A recent call with a financial advisor from Rhode Island is representative of a common inquiry related to an employee covered by two plans.
Highlights of the Discussion
There are several layers to consider in your client’s situation. First, keep in mind that an individual k plan is a type of 401(k) plan that is designed to cover only small business owners and their spouses, (i.e., businesses without eligible common-law employees).
To answer your question, yes, a business owner can have both a 401(k)/profit sharing plan and a DB plan. The question on contribution limitations depends on whether the DB plan is covered by the Pension Benefit Guaranty Corporation (PBCG—the governmental entity that insures private sector DB plans). If a sponsor has a question about coverage, it can ask the DOL to make the call: Requesting a coverage determination
The PBGC insures most private-sector (i.e., non-governmental) DB plans [ERISA 4021(a)]. There are some notable exceptions to coverage, however ([ERISA 4021(b)].
Among others, the PBGC does not insure the following types of plans:
- Governmental plans;
- Small professional service plans;
- Substantial owner plans;
- Certain Puerto Rico plans;
- Certain church plans.
Please see the PBGC’s definitions for the above listed exemptions on the PBGC’s website at PBGC Insurance Coverage.
Where a DC and DB plan are combined, and the DB plan is covered by the PBGC, then there is no combined contribution limit. The deduction limits for contributions to DC and DB plans apply separately. A business owner, in this case, can fully contribute to both a DC and a PBGC-covered DB plan within the prescribed limits for each.

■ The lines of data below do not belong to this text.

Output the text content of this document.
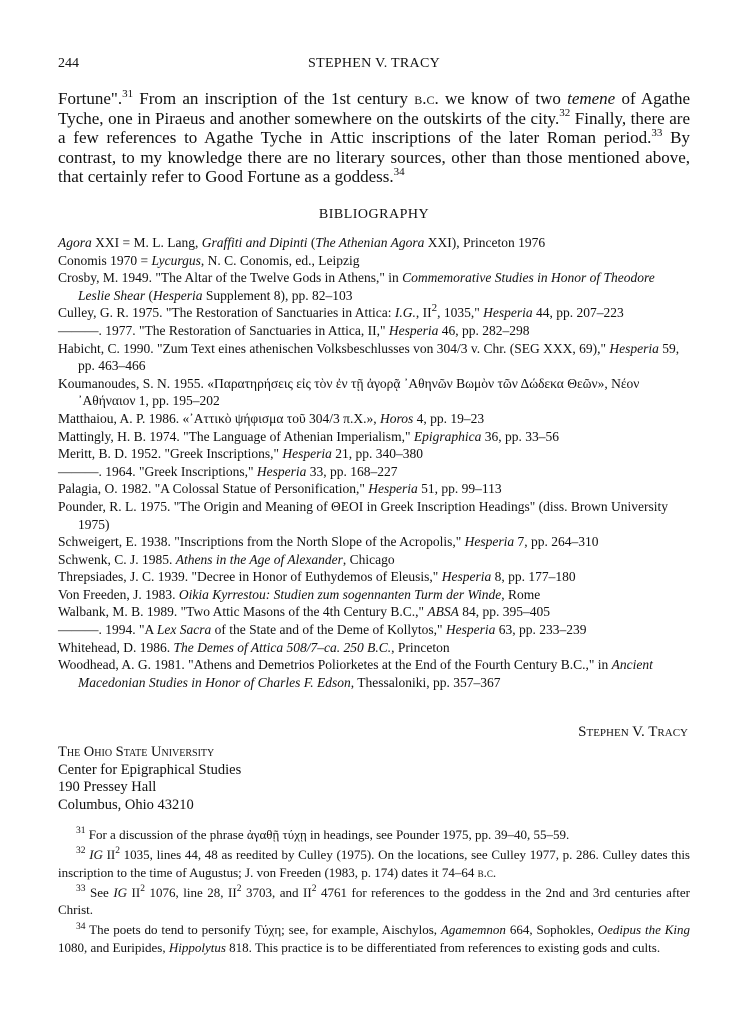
244	STEPHEN V. TRACY

Fortune".$^{31}$ From an inscription of the 1st century b.c. we know of two temene of Agathe Tyche, one in Piraeus and another somewhere on the outskirts of the city.$^{32}$ Finally, there are a few references to Agathe Tyche in Attic inscriptions of the later Roman period.$^{33}$ By contrast, to my knowledge there are no literary sources, other than those mentioned above, that certainly refer to Good Fortune as a goddess.$^{34}$

BIBLIOGRAPHY

Agora XXI = M. L. Lang, Graffiti and Dipinti (The Athenian Agora XXI), Princeton 1976

Conomis 1970 = Lycurgus, N. C. Conomis, ed., Leipzig

Crosby, M. 1949. "The Altar of the Twelve Gods in Athens," in Commemorative Studies in Honor of Theodore Leslie Shear (Hesperia Supplement 8), pp. 82–103

Culley, G. R. 1975. "The Restoration of Sanctuaries in Attica: I.G., $II^2$, 1035," Hesperia 44, pp. 207–223

———. 1977. "The Restoration of Sanctuaries in Attica, II," Hesperia 46, pp. 282–298

Habicht, C. 1990. "Zum Text eines athenischen Volksbeschlusses von 304/3 v. Chr. (SEG XXX, 69)," Hesperia 59, pp. 463–466

Koumanoudes, S. N. 1955. «Παρατηρήσεις εἰς τὸν ἐν τῇ ἀγορᾷ ᾿Αθηνῶν Βωμὸν τῶν Δώδεκα Θεῶν», Νέον ᾿Αθήναιον 1, pp. 195–202

Matthaiou, A. P. 1986. «᾿Αττικὸ ψήφισμα τοῦ 304/3 π.Χ.», Horos 4, pp. 19–23

Mattingly, H. B. 1974. "The Language of Athenian Imperialism," Epigraphica 36, pp. 33–56

Meritt, B. D. 1952. "Greek Inscriptions," Hesperia 21, pp. 340–380

———. 1964. "Greek Inscriptions," Hesperia 33, pp. 168–227

Palagia, O. 1982. "A Colossal Statue of Personification," Hesperia 51, pp. 99–113

Pounder, R. L. 1975. "The Origin and Meaning of ΘΕΟΙ in Greek Inscription Headings" (diss. Brown University 1975)

Schweigert, E. 1938. "Inscriptions from the North Slope of the Acropolis," Hesperia 7, pp. 264–310

Schwenk, C. J. 1985. Athens in the Age of Alexander, Chicago

Threpsiades, J. C. 1939. "Decree in Honor of Euthydemos of Eleusis," Hesperia 8, pp. 177–180

Von Freeden, J. 1983. Oikia Kyrrestou: Studien zum sogennanten Turm der Winde, Rome

Walbank, M. B. 1989. "Two Attic Masons of the 4th Century B.C.," ABSA 84, pp. 395–405

———. 1994. "A Lex Sacra of the State and of the Deme of Kollytos," Hesperia 63, pp. 233–239

Whitehead, D. 1986. The Demes of Attica 508/7–ca. 250 B.C., Princeton

Woodhead, A. G. 1981. "Athens and Demetrios Poliorketes at the End of the Fourth Century B.C.," in Ancient Macedonian Studies in Honor of Charles F. Edson, Thessaloniki, pp. 357–367

Stephen V. Tracy
The Ohio State University
Center for Epigraphical Studies
190 Pressey Hall
Columbus, Ohio 43210

$^{31}$ For a discussion of the phrase ἀγαθῇ τύχῃ in headings, see Pounder 1975, pp. 39–40, 55–59.

$^{32}$ IG $II^2$ 1035, lines 44, 48 as reedited by Culley (1975). On the locations, see Culley 1977, p. 286. Culley dates this inscription to the time of Augustus; J. von Freeden (1983, p. 174) dates it 74–64 b.c.

$^{33}$ See IG $II^2$ 1076, line 28, $II^2$ 3703, and $II^2$ 4761 for references to the goddess in the 2nd and 3rd centuries after Christ.

$^{34}$ The poets do tend to personify Τύχη; see, for example, Aischylos, Agamemnon 664, Sophokles, Oedipus the King 1080, and Euripides, Hippolytus 818. This practice is to be differentiated from references to existing gods and cults.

In the case at hand, one must be mindful of the substantial owner exemption from PBGC coverage. A private-sector DB plan is exempt from PBGC coverage if it is established and maintained exclusively for substantial owners of the plan sponsor (i.e., if all participants are substantial owners).
A participant is a substantial owner if, at any time during the last 60 months, the participant:
- Owned the entire interest in an unincorporated trade or business, or
- In the case of a partnership, is a partner who owned, directly or indirectly, more than 10 percent of either the capital or profits interest in such partnership, or
- In the case of a corporation, owned directly or indirectly more than 10 percent in value of either the voting stock or all the stock of that corporation.
Where a DC and DB plan are combined, and the DB plan is not covered by the PBGC, as would be the case in an owner-only situation, then there is a combined contribution limit as follows:
If there is an employer contribution to the DC plan, then the maximum deductible contribution to both types of plans combined is the greater of
- 25 percent of the aggregate compensation of all participants; or
- the amount necessary to meet the minimum funding standard for the defined benefit plan.
Consequently, the plan sponsor would fund the DB plan up to the required amount, then fund the DC plan if there is still room.
For this purpose, the IRS says the first six percent of deductible contributions made to the DC plan is ignored for the above limits; and salary deferrals to the 401(k) plan are not counted toward the deduction limit.
Determining the maximum deductible contribution that a plan sponsor can make to a DB and DC plan that are combined can be tricky. Business owners should always seek advice from their tax advisors when calculating plan contribution limits.